I think there was a time when vim saved a lot of time over other editors, and it still feels like a powerful time saving when you kick off a macro, but I am not convinced it actually is saving time over modern editors with their far easier to use features and plugins.
Even with all that said, I think the type of productivity that Vim's edited language provides is overall pointless. E.g., it just doesn't optimize things that are actually hard and/or time consuming (at least relative to other similar solutions to the same problems, like multiple cursors). The one exception being really complex edits, per the macros you mentioned (e.g., `:cdo norm` is the most effective way to do a complex edit that isn't supported by a IDE refactoring command that I know of), but I don't think most folks in this thread are talking about that when they talk about Vim's productivity (e.g., stuff like `ci"` is cool, but come on who cares, it's not like making small edits like that have ever been a big deal).

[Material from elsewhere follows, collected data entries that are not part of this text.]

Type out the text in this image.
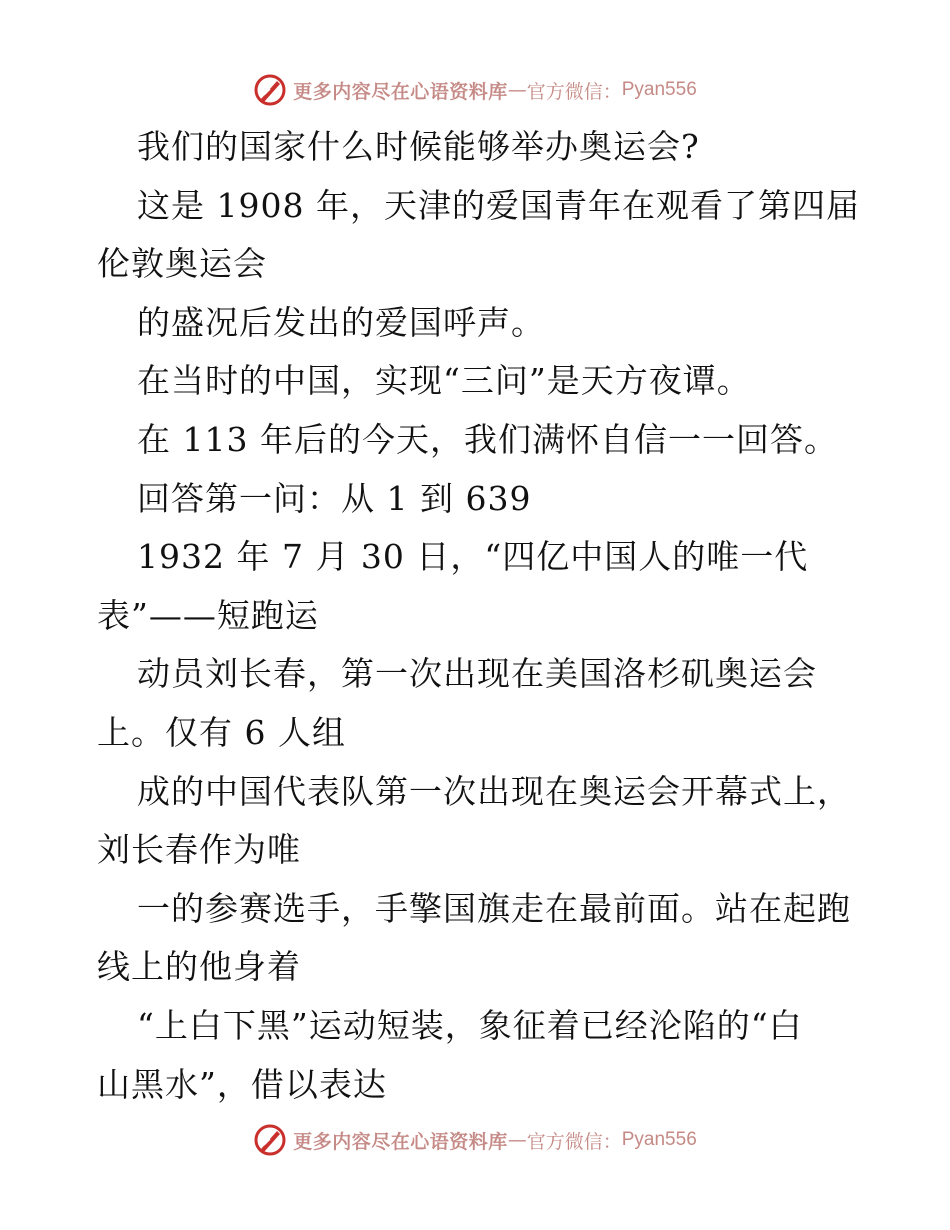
更多内容尽在心语资料库 — 官方微信： Pyan556
我们的国家什么时候能够举办奥运会?
这是 1908 年，天津的爱国青年在观看了第四届
伦敦奥运会
的盛况后发出的爱国呼声。
在当时的中国，实现“三问”是天方夜谭。
在 113 年后的今天，我们满怀自信一一回答。
回答第一问：从 1 到 639
1932 年 7 月 30 日，“四亿中国人的唯一代
表”——短跑运
动员刘长春，第一次出现在美国洛杉矶奥运会
上。仅有 6 人组
成的中国代表队第一次出现在奥运会开幕式上，
刘长春作为唯
一的参赛选手，手擎国旗走在最前面。站在起跑
线上的他身着
“上白下黑”运动短装，象征着已经沦陷的“白
山黑水”，借以表达
更多内容尽在心语资料库 — 官方微信： Pyan556
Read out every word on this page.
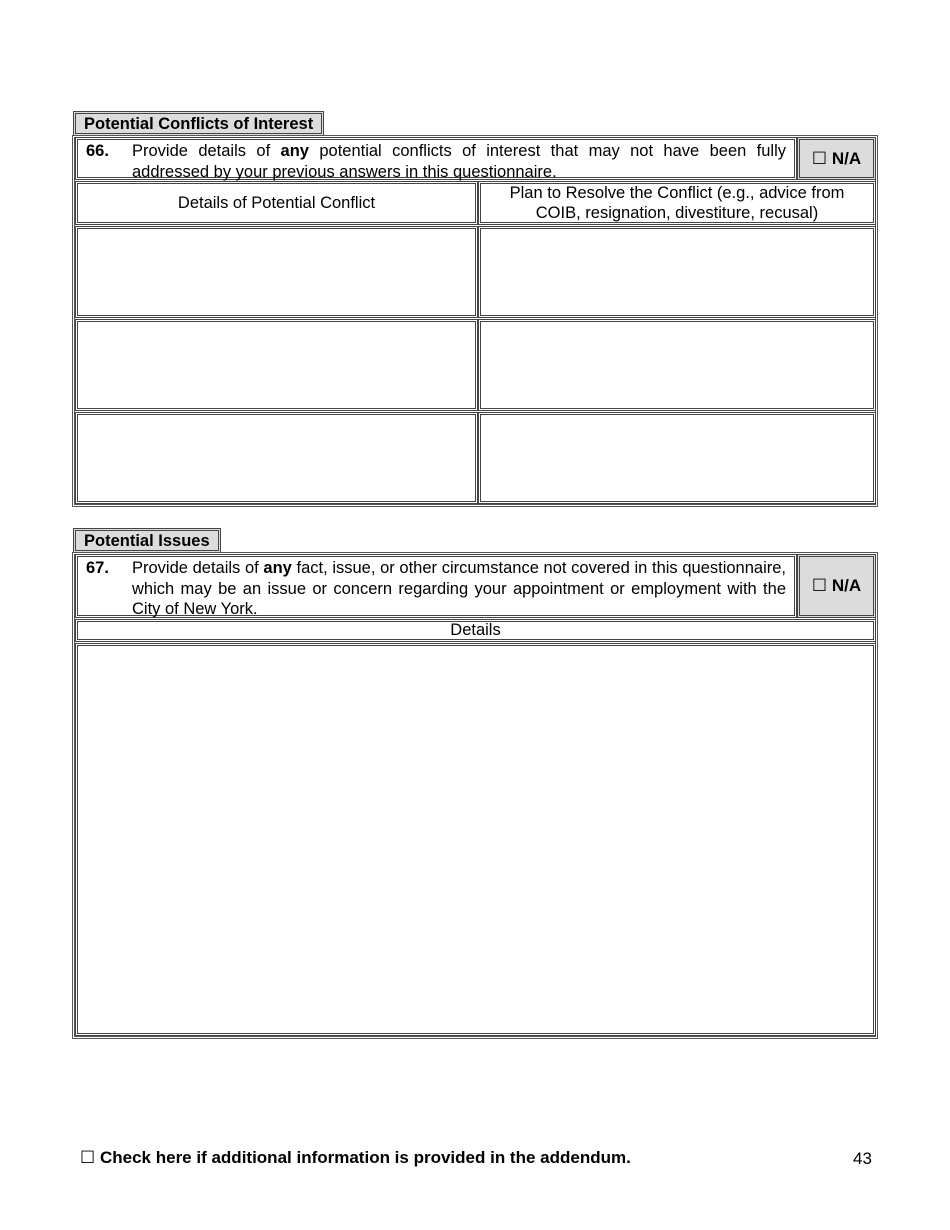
Potential Conflicts of Interest
66. Provide details of any potential conflicts of interest that may not have been fully addressed by your previous answers in this questionnaire.
☐ N/A
Details of Potential Conflict
Plan to Resolve the Conflict (e.g., advice from COIB, resignation, divestiture, recusal)
Potential Issues
67. Provide details of any fact, issue, or other circumstance not covered in this questionnaire, which may be an issue or concern regarding your appointment or employment with the City of New York.
☐ N/A
Details
☐ Check here if additional information is provided in the addendum.	43
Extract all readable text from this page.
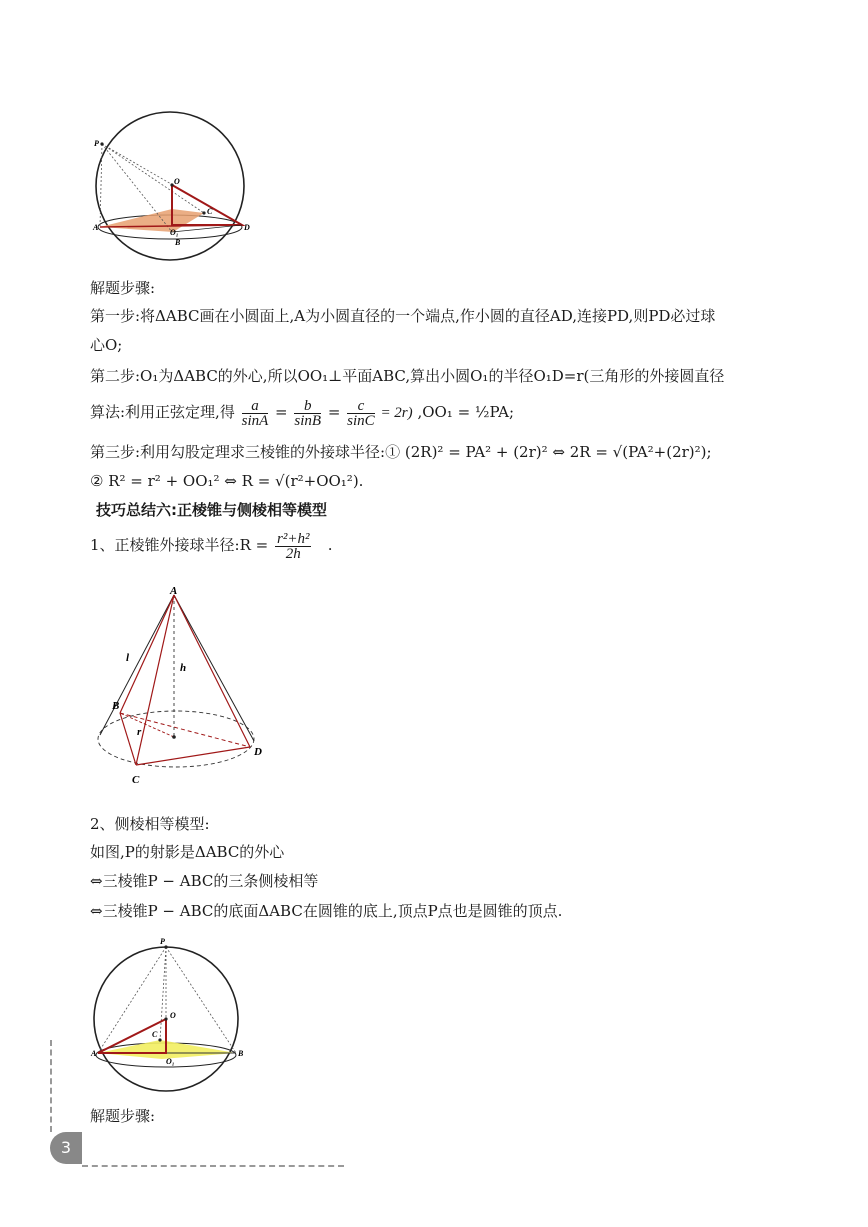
P
O
C
A
O₁
B
D
解题步骤:
第一步:将ΔABC画在小圆面上,A为小圆直径的一个端点,作小圆的直径AD,连接PD,则PD必过球
心O;
第二步:O₁为ΔABC的外心,所以OO₁⊥平面ABC,算出小圆O₁的半径O₁D=r(三角形的外接圆直径
算法:利用正弦定理,得 $\frac{a}{\sin A} = \frac{b}{\sin B} = \frac{c}{\sin C} = 2r$) ,OO₁ = ½PA;
第三步:利用勾股定理求三棱锥的外接球半径:① (2R)² = PA² + (2r)² ⇔ 2R = √(PA²+(2r)²);
② R² = r² + OO₁² ⇔ R = √(r²+OO₁²).
技巧总结六:正棱锥与侧棱相等模型
1、正棱锥外接球半径:R = $\frac{\text{r²+h²}}{2h}$ .
A
l
h
B
r
D
C
2、侧棱相等模型:
如图,P的射影是ΔABC的外心
⇔三棱锥P − ABC的三条侧棱相等
⇔三棱锥P − ABC的底面ΔABC在圆锥的底上,顶点P点也是圆锥的顶点.
P
O
C
A
O₁
B
解题步骤:
3
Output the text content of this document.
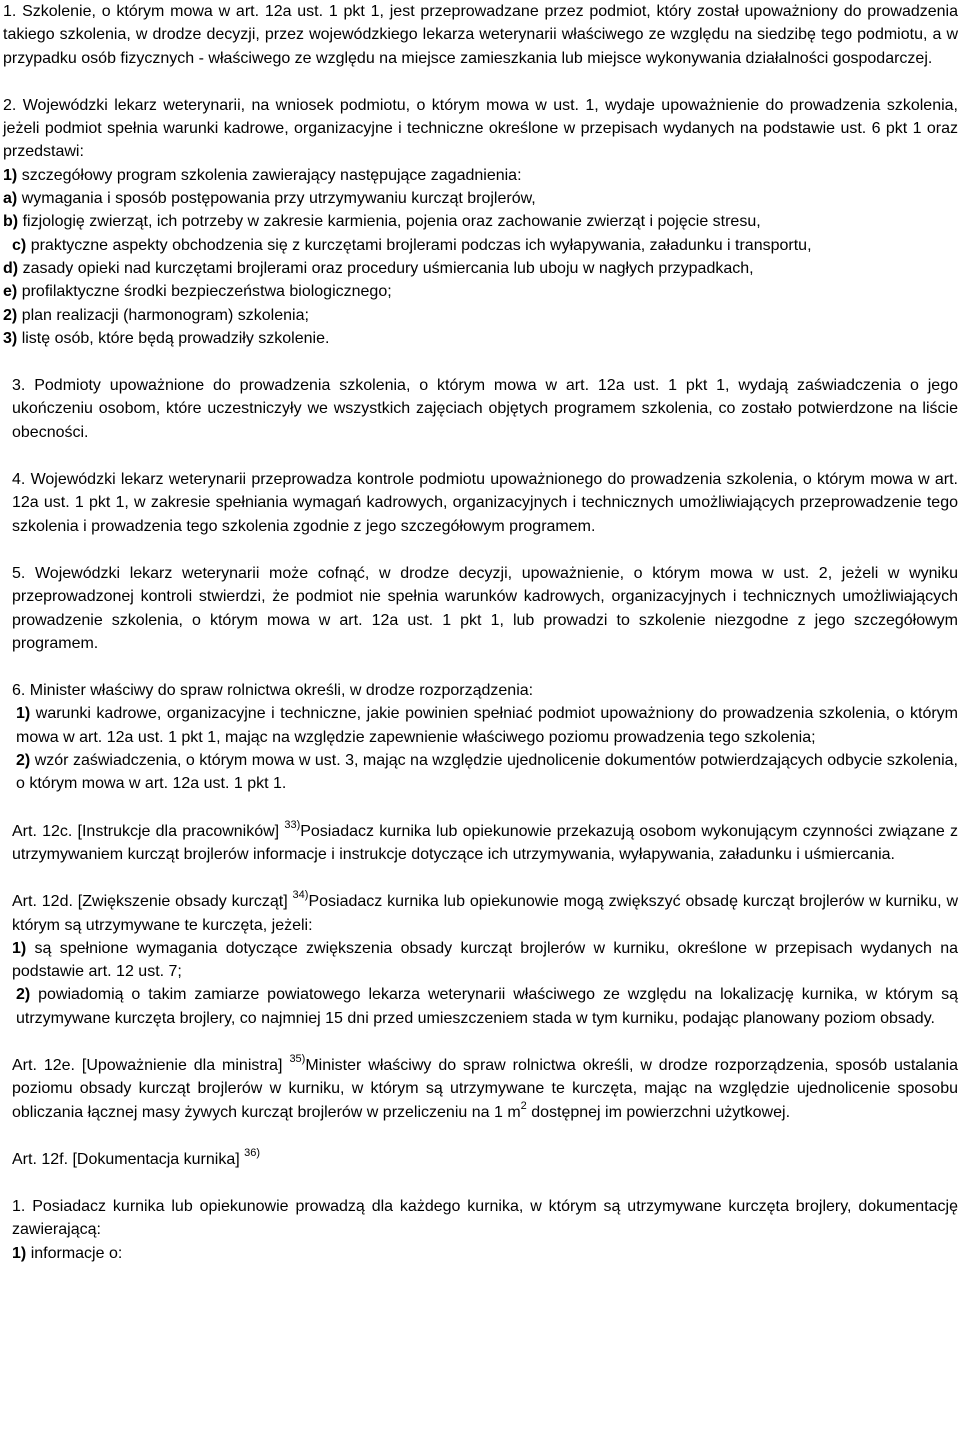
1. Szkolenie, o którym mowa w art. 12a ust. 1 pkt 1, jest przeprowadzane przez podmiot, który został upoważniony do prowadzenia takiego szkolenia, w drodze decyzji, przez wojewódzkiego lekarza weterynarii właściwego ze względu na siedzibę tego podmiotu, a w przypadku osób fizycznych - właściwego ze względu na miejsce zamieszkania lub miejsce wykonywania działalności gospodarczej.

2. Wojewódzki lekarz weterynarii, na wniosek podmiotu, o którym mowa w ust. 1, wydaje upoważnienie do prowadzenia szkolenia, jeżeli podmiot spełnia warunki kadrowe, organizacyjne i techniczne określone w przepisach wydanych na podstawie ust. 6 pkt 1 oraz przedstawi:

1) szczegółowy program szkolenia zawierający następujące zagadnienia:

a) wymagania i sposób postępowania przy utrzymywaniu kurcząt brojlerów,

b) fizjologię zwierząt, ich potrzeby w zakresie karmienia, pojenia oraz zachowanie zwierząt i pojęcie stresu,

c) praktyczne aspekty obchodzenia się z kurczętami brojlerami podczas ich wyłapywania, załadunku i transportu,

d) zasady opieki nad kurczętami brojlerami oraz procedury uśmiercania lub uboju w nagłych przypadkach,

e) profilaktyczne środki bezpieczeństwa biologicznego;

2) plan realizacji (harmonogram) szkolenia;

3) listę osób, które będą prowadziły szkolenie.

3. Podmioty upoważnione do prowadzenia szkolenia, o którym mowa w art. 12a ust. 1 pkt 1, wydają zaświadczenia o jego ukończeniu osobom, które uczestniczyły we wszystkich zajęciach objętych programem szkolenia, co zostało potwierdzone na liście obecności.

4. Wojewódzki lekarz weterynarii przeprowadza kontrole podmiotu upoważnionego do prowadzenia szkolenia, o którym mowa w art. 12a ust. 1 pkt 1, w zakresie spełniania wymagań kadrowych, organizacyjnych i technicznych umożliwiających przeprowadzenie tego szkolenia i prowadzenia tego szkolenia zgodnie z jego szczegółowym programem.

5. Wojewódzki lekarz weterynarii może cofnąć, w drodze decyzji, upoważnienie, o którym mowa w ust. 2, jeżeli w wyniku przeprowadzonej kontroli stwierdzi, że podmiot nie spełnia warunków kadrowych, organizacyjnych i technicznych umożliwiających prowadzenie szkolenia, o którym mowa w art. 12a ust. 1 pkt 1, lub prowadzi to szkolenie niezgodne z jego szczegółowym programem.

6. Minister właściwy do spraw rolnictwa określi, w drodze rozporządzenia:

1) warunki kadrowe, organizacyjne i techniczne, jakie powinien spełniać podmiot upoważniony do prowadzenia szkolenia, o którym mowa w art. 12a ust. 1 pkt 1, mając na względzie zapewnienie właściwego poziomu prowadzenia tego szkolenia;

2) wzór zaświadczenia, o którym mowa w ust. 3, mając na względzie ujednolicenie dokumentów potwierdzających odbycie szkolenia, o którym mowa w art. 12a ust. 1 pkt 1.

Art. 12c. [Instrukcje dla pracowników] $^{33)}$Posiadacz kurnika lub opiekunowie przekazują osobom wykonującym czynności związane z utrzymywaniem kurcząt brojlerów informacje i instrukcje dotyczące ich utrzymywania, wyłapywania, załadunku i uśmiercania.

Art. 12d. [Zwiększenie obsady kurcząt] $^{34)}$Posiadacz kurnika lub opiekunowie mogą zwiększyć obsadę kurcząt brojlerów w kurniku, w którym są utrzymywane te kurczęta, jeżeli:

1) są spełnione wymagania dotyczące zwiększenia obsady kurcząt brojlerów w kurniku, określone w przepisach wydanych na podstawie art. 12 ust. 7;

2) powiadomią o takim zamiarze powiatowego lekarza weterynarii właściwego ze względu na lokalizację kurnika, w którym są utrzymywane kurczęta brojlery, co najmniej 15 dni przed umieszczeniem stada w tym kurniku, podając planowany poziom obsady.

Art. 12e. [Upoważnienie dla ministra] $^{35)}$Minister właściwy do spraw rolnictwa określi, w drodze rozporządzenia, sposób ustalania poziomu obsady kurcząt brojlerów w kurniku, w którym są utrzymywane te kurczęta, mając na względzie ujednolicenie sposobu obliczania łącznej masy żywych kurcząt brojlerów w przeliczeniu na 1 $m^2$ dostępnej im powierzchni użytkowej.

Art. 12f. [Dokumentacja kurnika] $^{36)}$

1. Posiadacz kurnika lub opiekunowie prowadzą dla każdego kurnika, w którym są utrzymywane kurczęta brojlery, dokumentację zawierającą:

1) informacje o:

I have seen an alarming number of programmers hunt-n-peck typing, and it's getting larger..
To them, vim is probably on-par or slower
I never felt a need to punch things out so efficiently that minute differences in time spent on or off keyboards, or my touch typing speed matter. Most of my time that consumes the budget allocated to me is honestly spent in researching and thinking. Once I get to writing the code, sure I could shave down the time to implement it by a few minutes each time, but its not enough for me to care about honestly.
That being said, I do use vim, but only because I was at one point a junior systems administrator and my CTO demanded to know why I was not already using it and instructed me it would be good practice to do so as its installed on everything we ran and so...vim it was. Not for efficiency, or because it empowered me but instead because it was there.
Now that I do more busy work instead such as discoveries, PIR's etc, sure my touch typing speed matters but its very different work.